Le négociateur a dénoncé par ailleurs ce qu’il qualifie de discrimination à l’encontre des fonctionnaires, lesquels, une fois l’option signée, ne peuvent plus contester le rapport du PRB — une situation inexistante dans le secteur privé, selon lui.
Bien que les fonctionnaires aient jusqu’à mi-mars pour signer l’Option Form, certains chefs de département, notamment à la police et au ministère de l’Éducation, exerceraient des pressions pour faire signer les documents dans les plus brefs délais, a dénoncé le syndicaliste.
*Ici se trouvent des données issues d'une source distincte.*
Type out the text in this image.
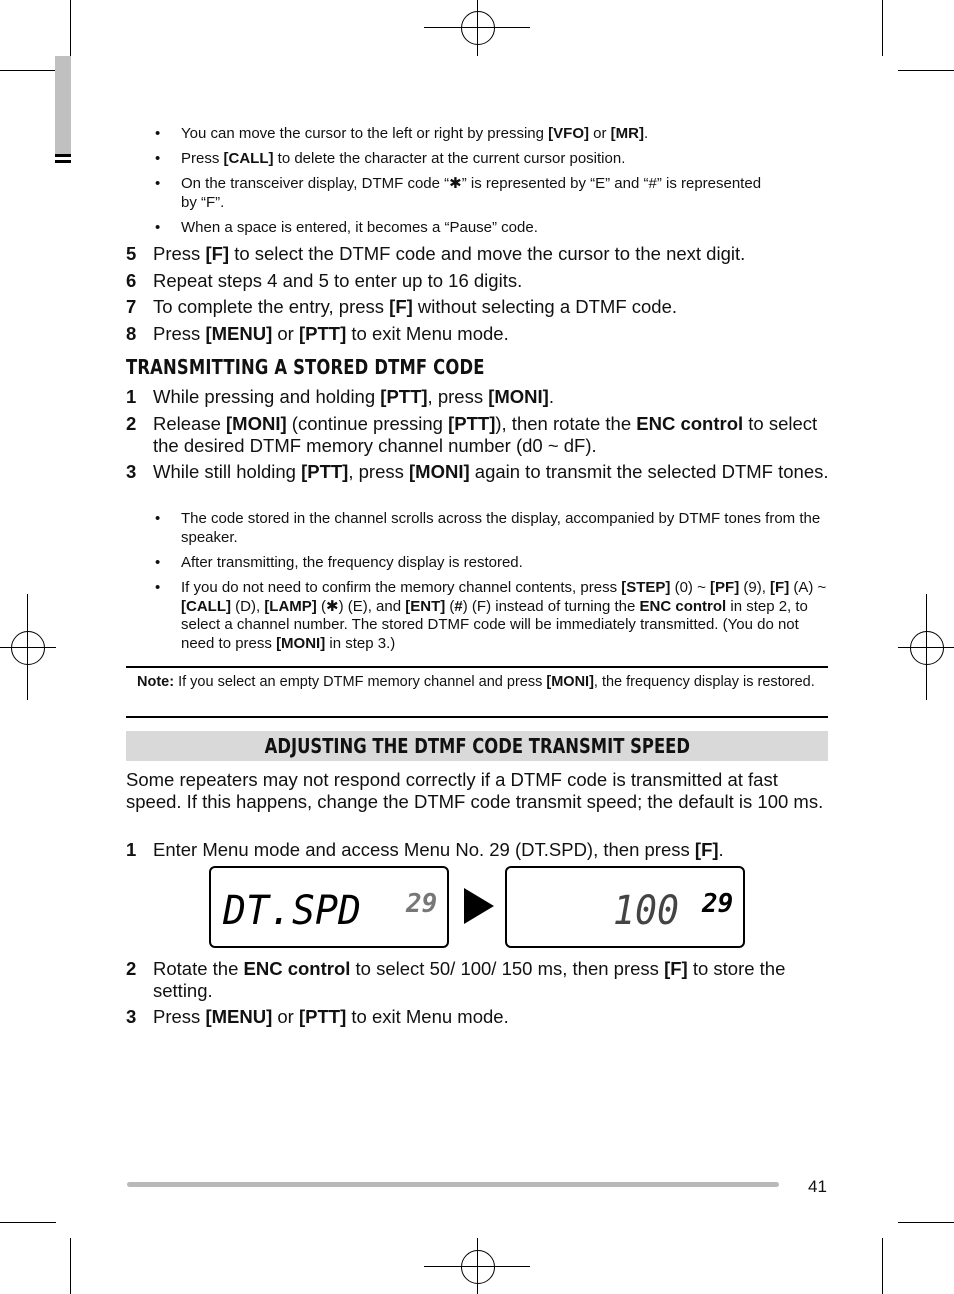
• You can move the cursor to the left or right by pressing [VFO] or [MR].
• Press [CALL] to delete the character at the current cursor position.
• On the transceiver display, DTMF code “✱” is represented by “E” and “#” is represented by “F”.
• When a space is entered, it becomes a “Pause” code.
5 Press [F] to select the DTMF code and move the cursor to the next digit.
6 Repeat steps 4 and 5 to enter up to 16 digits.
7 To complete the entry, press [F] without selecting a DTMF code.
8 Press [MENU] or [PTT] to exit Menu mode.
TRANSMITTING A STORED DTMF CODE
1 While pressing and holding [PTT], press [MONI].
2 Release [MONI] (continue pressing [PTT]), then rotate the ENC control to select the desired DTMF memory channel number (d0 ~ dF).
3 While still holding [PTT], press [MONI] again to transmit the selected DTMF tones.
• The code stored in the channel scrolls across the display, accompanied by DTMF tones from the speaker.
• After transmitting, the frequency display is restored.
• If you do not need to confirm the memory channel contents, press [STEP] (0) ~ [PF] (9), [F] (A) ~ [CALL] (D), [LAMP] (✱) (E), and [ENT] (#) (F) instead of turning the ENC control in step 2, to select a channel number. The stored DTMF code will be immediately transmitted. (You do not need to press [MONI] in step 3.)
Note: If you select an empty DTMF memory channel and press [MONI], the frequency display is restored.
ADJUSTING THE DTMF CODE TRANSMIT SPEED
Some repeaters may not respond correctly if a DTMF code is transmitted at fast speed. If this happens, change the DTMF code transmit speed; the default is 100 ms.
1 Enter Menu mode and access Menu No. 29 (DT.SPD), then press [F].
DT.SPD 29	100 29
2 Rotate the ENC control to select 50/ 100/ 150 ms, then press [F] to store the setting.
3 Press [MENU] or [PTT] to exit Menu mode.
41
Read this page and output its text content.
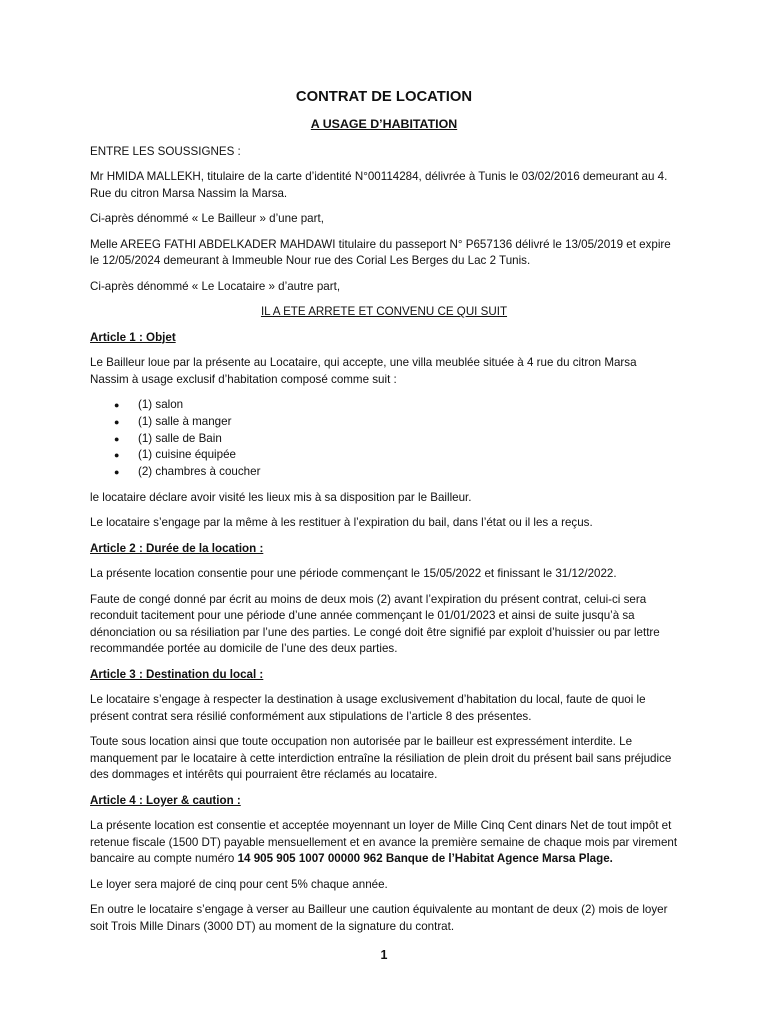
CONTRAT DE LOCATION
A USAGE D’HABITATION

ENTRE LES SOUSSIGNES :

Mr HMIDA MALLEKH, titulaire de la carte d’identité N°00114284, délivrée à Tunis le 03/02/2016 demeurant au 4. Rue du citron Marsa Nassim la Marsa.

Ci-après dénommé « Le Bailleur » d’une part,

Melle AREEG FATHI ABDELKADER MAHDAWI titulaire du passeport N° P657136 délivré le 13/05/2019 et expire le 12/05/2024 demeurant à Immeuble Nour rue des Corial Les Berges du Lac 2 Tunis.

Ci-après dénommé « Le Locataire » d’autre part,

IL A ETE ARRETE ET CONVENU CE QUI SUIT

Article 1 : Objet

Le Bailleur loue par la présente au Locataire, qui accepte, une villa meublée située à 4 rue du citron Marsa Nassim à usage exclusif d’habitation composé comme suit :

● (1) salon
● (1) salle à manger
● (1) salle de Bain
● (1) cuisine équipée
● (2) chambres à coucher

le locataire déclare avoir visité les lieux mis à sa disposition par le Bailleur.

Le locataire s’engage par la même à les restituer à l’expiration du bail, dans l’état ou il les a reçus.

Article 2 : Durée de la location :

La présente location consentie pour une période commençant le 15/05/2022 et finissant le 31/12/2022.

Faute de congé donné par écrit au moins de deux mois (2) avant l’expiration du présent contrat, celui-ci sera reconduit tacitement pour une période d’une année commençant le 01/01/2023 et ainsi de suite jusqu’à sa dénonciation ou sa résiliation par l’une des parties. Le congé doit être signifié par exploit d’huissier ou par lettre recommandée portée au domicile de l’une des deux parties.

Article 3 : Destination du local :

Le locataire s’engage à respecter la destination à usage exclusivement d’habitation du local, faute de quoi le présent contrat sera résilié conformément aux stipulations de l’article 8 des présentes.

Toute sous location ainsi que toute occupation non autorisée par le bailleur est expressément interdite. Le manquement par le locataire à cette interdiction entraîne la résiliation de plein droit du présent bail sans préjudice des dommages et intérêts qui pourraient être réclamés au locataire.

Article 4 : Loyer & caution :

La présente location est consentie et acceptée moyennant un loyer de Mille Cinq Cent dinars Net de tout impôt et retenue fiscale (1500 DT) payable mensuellement et en avance la première semaine de chaque mois par virement bancaire au compte numéro 14 905 905 1007 00000 962 Banque de l’Habitat Agence Marsa Plage.

Le loyer sera majoré de cinq pour cent 5% chaque année.

En outre le locataire s’engage à verser au Bailleur une caution équivalente au montant de deux (2) mois de loyer soit Trois Mille Dinars (3000 DT) au moment de la signature du contrat.

1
Radhakrishna Sadien a aussi exprimé de vives inquiétudes concernant la clause de force majeure incluse dans le rapport du PRB. « Cette section donne l’impression qu’on pourra remettre en question plusieurs conditions de travail. C’est très grave. Elle fait référence à des situations telles que des catastrophes naturelles, le Covid-19 ou d’autres circonstances extraordinaires, mais pour nous, c’est une clause ouverte (open-ended) susceptible d’affecter les passage benefits, le travelling, les congés, etc. J’ai dit au président que cette clause peut permettre de revoir les conditions de travail de manière unilatérale », s’indigne-t-il.

Il a également jugé « inacceptable » que le rapport affecte la Sunday Allowance, appelant à la réintroduction de ce système afin que les salariés ne se retrouvent pas dans une situation encore plus défavorisée.
Pour lui, le PRB tenterait également de supprimer l’allocation de transport sous prétexte que le transport public existe.

La délégation de la SOEF a profité de cette rencontre pour évoquer le manque de réunions et l’absence de dialogue avec le ministre de la Fonction publique, Raj Pentiah. « Il y a un réel breakdown dans la communication », a conclu le négociateur.